Als er bezwaren worden ingediend tegen de beslissing van de gemeenteraad of stadsdistrictsraad of tegen zijn weigering om de opvolger aan te stellen als gemeenteraadslid, doet de Raad voor Verkiezingsbetwistingen uitspraak met toepassing van artikel 16 en 25 van dit decreet, en artikel 204, tweede lid, van het Lokaal en Provinciaal Kiesdecreet van 8 juli 2011.

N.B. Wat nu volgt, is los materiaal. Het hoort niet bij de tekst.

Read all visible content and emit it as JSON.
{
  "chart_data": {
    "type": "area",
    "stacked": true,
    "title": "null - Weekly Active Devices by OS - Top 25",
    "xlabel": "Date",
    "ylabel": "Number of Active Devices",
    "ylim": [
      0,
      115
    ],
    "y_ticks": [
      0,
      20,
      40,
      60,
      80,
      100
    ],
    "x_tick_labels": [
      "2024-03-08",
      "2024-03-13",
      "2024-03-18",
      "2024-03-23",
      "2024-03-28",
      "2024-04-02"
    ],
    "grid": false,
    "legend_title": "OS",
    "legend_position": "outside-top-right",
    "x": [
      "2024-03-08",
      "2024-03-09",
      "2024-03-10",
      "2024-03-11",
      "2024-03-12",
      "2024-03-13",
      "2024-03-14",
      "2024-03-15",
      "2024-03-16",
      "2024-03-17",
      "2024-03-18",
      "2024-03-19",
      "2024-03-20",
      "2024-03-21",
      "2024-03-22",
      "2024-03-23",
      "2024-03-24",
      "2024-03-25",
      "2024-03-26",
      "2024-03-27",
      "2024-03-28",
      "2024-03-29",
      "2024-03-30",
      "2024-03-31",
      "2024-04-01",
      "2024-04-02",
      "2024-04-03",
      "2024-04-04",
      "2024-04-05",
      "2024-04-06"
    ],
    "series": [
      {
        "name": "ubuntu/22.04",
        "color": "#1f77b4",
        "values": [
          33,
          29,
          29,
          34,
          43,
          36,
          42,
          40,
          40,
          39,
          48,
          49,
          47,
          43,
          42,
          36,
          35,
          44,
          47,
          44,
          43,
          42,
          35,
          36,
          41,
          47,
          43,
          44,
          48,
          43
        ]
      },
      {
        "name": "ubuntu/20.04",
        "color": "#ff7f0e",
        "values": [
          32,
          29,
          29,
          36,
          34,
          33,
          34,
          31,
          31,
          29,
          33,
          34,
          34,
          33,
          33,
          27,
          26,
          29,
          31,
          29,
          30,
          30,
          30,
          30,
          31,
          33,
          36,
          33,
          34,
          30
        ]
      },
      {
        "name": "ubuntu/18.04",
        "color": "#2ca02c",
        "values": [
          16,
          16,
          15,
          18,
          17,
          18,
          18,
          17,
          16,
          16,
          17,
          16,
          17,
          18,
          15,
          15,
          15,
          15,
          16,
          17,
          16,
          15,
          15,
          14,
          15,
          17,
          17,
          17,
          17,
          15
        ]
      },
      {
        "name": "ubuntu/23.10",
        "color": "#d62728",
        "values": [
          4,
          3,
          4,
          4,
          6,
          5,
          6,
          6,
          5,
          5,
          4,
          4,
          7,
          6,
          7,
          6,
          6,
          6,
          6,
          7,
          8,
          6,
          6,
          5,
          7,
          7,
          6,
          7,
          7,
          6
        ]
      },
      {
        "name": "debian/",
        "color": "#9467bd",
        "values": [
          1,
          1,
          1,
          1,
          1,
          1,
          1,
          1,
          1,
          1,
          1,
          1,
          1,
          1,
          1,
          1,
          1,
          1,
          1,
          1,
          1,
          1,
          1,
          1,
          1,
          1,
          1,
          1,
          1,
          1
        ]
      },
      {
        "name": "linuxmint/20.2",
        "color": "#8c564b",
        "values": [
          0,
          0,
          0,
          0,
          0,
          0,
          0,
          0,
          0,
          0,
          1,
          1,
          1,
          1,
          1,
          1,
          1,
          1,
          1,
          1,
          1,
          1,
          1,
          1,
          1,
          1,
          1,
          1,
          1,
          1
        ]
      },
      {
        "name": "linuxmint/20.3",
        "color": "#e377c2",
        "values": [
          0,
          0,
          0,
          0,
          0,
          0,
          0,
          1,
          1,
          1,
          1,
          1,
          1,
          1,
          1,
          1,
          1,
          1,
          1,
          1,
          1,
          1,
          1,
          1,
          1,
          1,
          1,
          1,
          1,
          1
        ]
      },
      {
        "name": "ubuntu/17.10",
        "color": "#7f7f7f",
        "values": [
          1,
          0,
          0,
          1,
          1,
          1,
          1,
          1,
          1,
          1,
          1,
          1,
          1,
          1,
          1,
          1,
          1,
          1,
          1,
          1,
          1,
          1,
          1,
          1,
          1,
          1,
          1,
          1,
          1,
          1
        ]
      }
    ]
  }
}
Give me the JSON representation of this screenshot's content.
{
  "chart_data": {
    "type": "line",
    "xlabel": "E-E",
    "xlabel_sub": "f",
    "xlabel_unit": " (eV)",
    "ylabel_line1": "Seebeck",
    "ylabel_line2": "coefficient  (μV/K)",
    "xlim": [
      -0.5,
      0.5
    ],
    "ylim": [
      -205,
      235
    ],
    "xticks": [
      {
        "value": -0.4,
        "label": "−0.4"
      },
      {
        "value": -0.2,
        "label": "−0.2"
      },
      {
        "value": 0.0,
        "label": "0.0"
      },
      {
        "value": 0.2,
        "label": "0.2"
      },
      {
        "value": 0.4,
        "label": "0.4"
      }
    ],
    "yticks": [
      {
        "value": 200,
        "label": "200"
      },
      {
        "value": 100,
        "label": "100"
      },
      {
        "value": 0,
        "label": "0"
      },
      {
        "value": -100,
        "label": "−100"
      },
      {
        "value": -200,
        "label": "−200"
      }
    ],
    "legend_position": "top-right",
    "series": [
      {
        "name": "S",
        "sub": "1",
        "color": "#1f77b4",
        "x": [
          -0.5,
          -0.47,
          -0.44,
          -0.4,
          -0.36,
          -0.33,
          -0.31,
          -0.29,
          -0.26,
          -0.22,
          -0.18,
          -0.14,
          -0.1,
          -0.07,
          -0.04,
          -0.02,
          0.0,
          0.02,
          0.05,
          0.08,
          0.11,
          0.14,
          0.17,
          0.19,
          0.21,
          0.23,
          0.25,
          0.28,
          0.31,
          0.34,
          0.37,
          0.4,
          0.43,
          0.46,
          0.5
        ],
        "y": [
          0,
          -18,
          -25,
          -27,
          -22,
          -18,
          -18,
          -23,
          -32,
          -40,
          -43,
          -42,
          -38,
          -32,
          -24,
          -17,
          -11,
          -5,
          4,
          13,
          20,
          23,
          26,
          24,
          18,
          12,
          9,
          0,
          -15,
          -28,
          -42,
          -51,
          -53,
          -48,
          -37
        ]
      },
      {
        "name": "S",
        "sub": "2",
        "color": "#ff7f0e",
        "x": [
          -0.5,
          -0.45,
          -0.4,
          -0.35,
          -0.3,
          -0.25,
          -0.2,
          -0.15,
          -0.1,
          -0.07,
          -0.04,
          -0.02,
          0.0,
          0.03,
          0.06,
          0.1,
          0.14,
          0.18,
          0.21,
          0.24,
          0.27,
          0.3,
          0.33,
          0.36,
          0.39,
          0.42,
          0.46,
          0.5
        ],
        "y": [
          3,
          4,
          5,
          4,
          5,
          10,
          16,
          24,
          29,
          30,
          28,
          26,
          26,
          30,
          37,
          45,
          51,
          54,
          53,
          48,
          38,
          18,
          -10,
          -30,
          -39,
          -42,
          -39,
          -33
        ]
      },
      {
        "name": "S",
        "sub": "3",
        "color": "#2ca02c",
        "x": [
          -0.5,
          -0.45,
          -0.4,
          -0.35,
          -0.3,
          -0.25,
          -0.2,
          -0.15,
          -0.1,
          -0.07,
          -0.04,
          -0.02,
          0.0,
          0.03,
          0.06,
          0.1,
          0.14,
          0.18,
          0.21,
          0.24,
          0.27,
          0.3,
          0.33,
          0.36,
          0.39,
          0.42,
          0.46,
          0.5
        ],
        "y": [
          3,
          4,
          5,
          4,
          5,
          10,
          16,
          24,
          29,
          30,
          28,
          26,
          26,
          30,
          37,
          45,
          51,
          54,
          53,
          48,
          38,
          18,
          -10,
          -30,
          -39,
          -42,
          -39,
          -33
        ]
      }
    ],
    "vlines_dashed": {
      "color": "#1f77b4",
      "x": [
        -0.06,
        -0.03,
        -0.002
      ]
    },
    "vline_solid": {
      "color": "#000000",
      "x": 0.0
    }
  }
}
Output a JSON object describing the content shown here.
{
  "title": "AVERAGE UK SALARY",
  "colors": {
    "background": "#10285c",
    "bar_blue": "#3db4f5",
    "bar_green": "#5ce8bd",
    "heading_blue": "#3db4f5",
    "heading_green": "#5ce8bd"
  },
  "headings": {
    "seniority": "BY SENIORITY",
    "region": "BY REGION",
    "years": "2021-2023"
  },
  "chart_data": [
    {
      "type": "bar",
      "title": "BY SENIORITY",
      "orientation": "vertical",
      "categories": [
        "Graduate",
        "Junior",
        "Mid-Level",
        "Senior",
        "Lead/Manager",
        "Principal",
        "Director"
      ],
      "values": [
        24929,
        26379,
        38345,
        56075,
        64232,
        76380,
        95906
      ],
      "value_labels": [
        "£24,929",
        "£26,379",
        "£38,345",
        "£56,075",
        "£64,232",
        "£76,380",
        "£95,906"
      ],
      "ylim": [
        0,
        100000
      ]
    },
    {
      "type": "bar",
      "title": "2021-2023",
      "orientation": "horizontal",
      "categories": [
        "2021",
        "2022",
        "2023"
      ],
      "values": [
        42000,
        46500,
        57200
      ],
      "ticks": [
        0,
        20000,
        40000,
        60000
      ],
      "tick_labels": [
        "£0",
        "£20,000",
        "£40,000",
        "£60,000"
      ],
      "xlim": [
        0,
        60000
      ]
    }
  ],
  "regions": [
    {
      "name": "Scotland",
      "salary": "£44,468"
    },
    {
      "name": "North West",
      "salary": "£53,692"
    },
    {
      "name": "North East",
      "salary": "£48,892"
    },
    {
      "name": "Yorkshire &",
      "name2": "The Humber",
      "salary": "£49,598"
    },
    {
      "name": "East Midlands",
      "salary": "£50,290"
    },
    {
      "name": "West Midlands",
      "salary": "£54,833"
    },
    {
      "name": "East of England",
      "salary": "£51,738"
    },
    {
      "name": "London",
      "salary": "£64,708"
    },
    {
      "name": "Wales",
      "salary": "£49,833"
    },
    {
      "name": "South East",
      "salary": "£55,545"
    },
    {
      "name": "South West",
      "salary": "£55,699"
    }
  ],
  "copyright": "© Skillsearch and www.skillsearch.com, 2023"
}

De Raad voor Verkiezingsbetwistingen doet uitspraak binnen veertig dagen, te rekenen vanaf de dag waarop het bezwaarschrift bij de Raad voor Verkiezingsbetwistingen is aangekomen. De betrokken opvolger en, in voorkomend geval, degenen die bij de Raad voor Verkiezingsbetwistingen bezwaren hebben ingediend, worden van die beslissing op de hoogte gebracht. Zij kunnen bij de Raad van State beroep instellen binnen acht dagen na de kennisgeving.

Het nieuwe raadslid voleindigt het mandaat van zijn voorganger.

Artikel 28. (29/12/2023- ...)

De personen die op de hoogte moeten worden gebracht van de beslissing van de Raad voor Verkiezingsbetwistingen, kunnen, met toepassing van artikel 23, lid 1, i), van de algemene verordening gegevensbescherming, binnen acht dagen na de kennisgeving of de mededeling van het feit dat de termijn van veertig dagen is verstreken inzage nemen in het dossier op de griffie en binnen diezelfde termijn beroep instellen bij de Raad van State.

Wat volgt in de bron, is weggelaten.